Traditionally the family system of Bangladesh is male dominated society and violence against girls and women remains a problem. In societies where girls and women are not empowered to develop life skills, such as problem solving, decision making and critical thinking, they lack self-efficacy and are much more at risk to acquiring HIV. An increasing number of women and girls may be driven into sexual bondage because of poverty and thereby putting themselves and their clients at risk of HIV transmission.
Tradition and poor economic conditions were some of the reasons for early marriage in rural Bangladesh that led to the high rate of maternal mortality. Early marriage is rampant because parents want to get their girls married as early as 16 so they can inherit family’s property. A girl of 14 or 16 years is not mature enough to become pregnant and it could lead to hypertension and eclampsia. This circumstance creates many complexes, which help to make women less practical in society.
In general women have less access to information and education and are therefore less able to make an informed response to the disease. A survey by Association for Social Advancement & Rural Rehabilitation (ASARR) of 400 married women in 4 Districts in Bangladesh showed that only one in eight women heard of AIDS and even then with a very weak knowledge of its transmission and prevention. Thus poor knowledge of HIV-AIDS in Bangladesh by the population at large contributes to the tenuous situation. According to recent survey by Rainbow Nari O Shishu Kallyan Foundation, 80% of those surveyed believe that adolescent need more information about HIV/AIDS. As a result of the lack of accessible and appropriate information, fear and stigma are common reactions surrounding the virus and infected persons.
Down to the nature of Commercial Sex Workers’ (CSWs) job, the lack of Reproductive Health awareness and low acceptance of condom use, CSWs represent a highly vulnerable group in Bangladesh. The sharp rise in sexually transmitted infections (STIs) in Bangladesh contributes to the spread of HIV and may lead to a large-scale epidemic, as the heterosexual mode of transmission accounts for an increasing percentage of HIV transmission.

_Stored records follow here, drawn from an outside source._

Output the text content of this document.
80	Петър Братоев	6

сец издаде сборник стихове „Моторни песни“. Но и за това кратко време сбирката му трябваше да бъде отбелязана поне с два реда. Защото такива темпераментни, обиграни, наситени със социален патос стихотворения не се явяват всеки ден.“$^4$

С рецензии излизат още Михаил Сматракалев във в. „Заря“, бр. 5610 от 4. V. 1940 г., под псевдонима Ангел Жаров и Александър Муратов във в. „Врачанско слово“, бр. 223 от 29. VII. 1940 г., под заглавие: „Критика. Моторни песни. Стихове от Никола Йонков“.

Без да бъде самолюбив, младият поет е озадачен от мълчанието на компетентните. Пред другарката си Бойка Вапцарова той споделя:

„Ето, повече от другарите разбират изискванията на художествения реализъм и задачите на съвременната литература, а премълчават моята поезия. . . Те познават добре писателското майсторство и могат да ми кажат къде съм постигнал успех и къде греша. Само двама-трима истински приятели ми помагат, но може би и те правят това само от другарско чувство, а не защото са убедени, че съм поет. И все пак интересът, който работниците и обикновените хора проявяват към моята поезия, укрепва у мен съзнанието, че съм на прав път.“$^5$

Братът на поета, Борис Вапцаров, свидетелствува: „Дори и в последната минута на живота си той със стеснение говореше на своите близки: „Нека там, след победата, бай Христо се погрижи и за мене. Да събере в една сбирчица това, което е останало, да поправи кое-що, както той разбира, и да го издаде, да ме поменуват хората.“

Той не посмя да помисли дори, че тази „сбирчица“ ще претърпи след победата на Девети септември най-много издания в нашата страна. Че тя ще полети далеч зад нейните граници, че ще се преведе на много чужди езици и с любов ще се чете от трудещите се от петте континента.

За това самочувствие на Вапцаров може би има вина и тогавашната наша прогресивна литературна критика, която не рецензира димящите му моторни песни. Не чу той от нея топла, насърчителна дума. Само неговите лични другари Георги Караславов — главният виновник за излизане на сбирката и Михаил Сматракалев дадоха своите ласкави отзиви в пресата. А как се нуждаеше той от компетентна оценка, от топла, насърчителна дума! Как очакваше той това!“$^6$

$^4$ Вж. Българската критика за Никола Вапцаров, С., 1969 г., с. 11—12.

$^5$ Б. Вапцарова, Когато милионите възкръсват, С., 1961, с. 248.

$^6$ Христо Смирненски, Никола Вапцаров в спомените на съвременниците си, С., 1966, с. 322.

There are indications of an increased number of young people who are transgender or transvestite, who are involved in selling sex. Very little is known about their circumstances, specific needs and ways in which services could be made accessible and appropriate for them. However, rather than seeing this group as totally distinct in terms of needs, it is important to recognise them as children, and structure work and offer services that derive from common basic principles and standards.
Bangladesh is geographically vulnerable to HIV/AIDS due to its close proximity to parts of India and Myanmar with generalised epidemic and Nepal that has a concentrated epidemic among injecting drug users. These borders are porous at several places with legitimate and informal traffic crossing both ways. Trafficking of adults and children across these borders is also significant. The highest level of infection ever in Bangladesh was found among injecting/ intravenous drug user (IDUs) in central part of Bangladesh 4% in the fifth round national serological surveillance. Sharing of needles and injecting equipment was common among them 77%. The potential is great for HIV to spread in a geometric proportion from IDUs to the bridging population because IDUs are not an isolated group, rather, they are mobile group, sexually active with married partners, commercial and non-commercial female partners.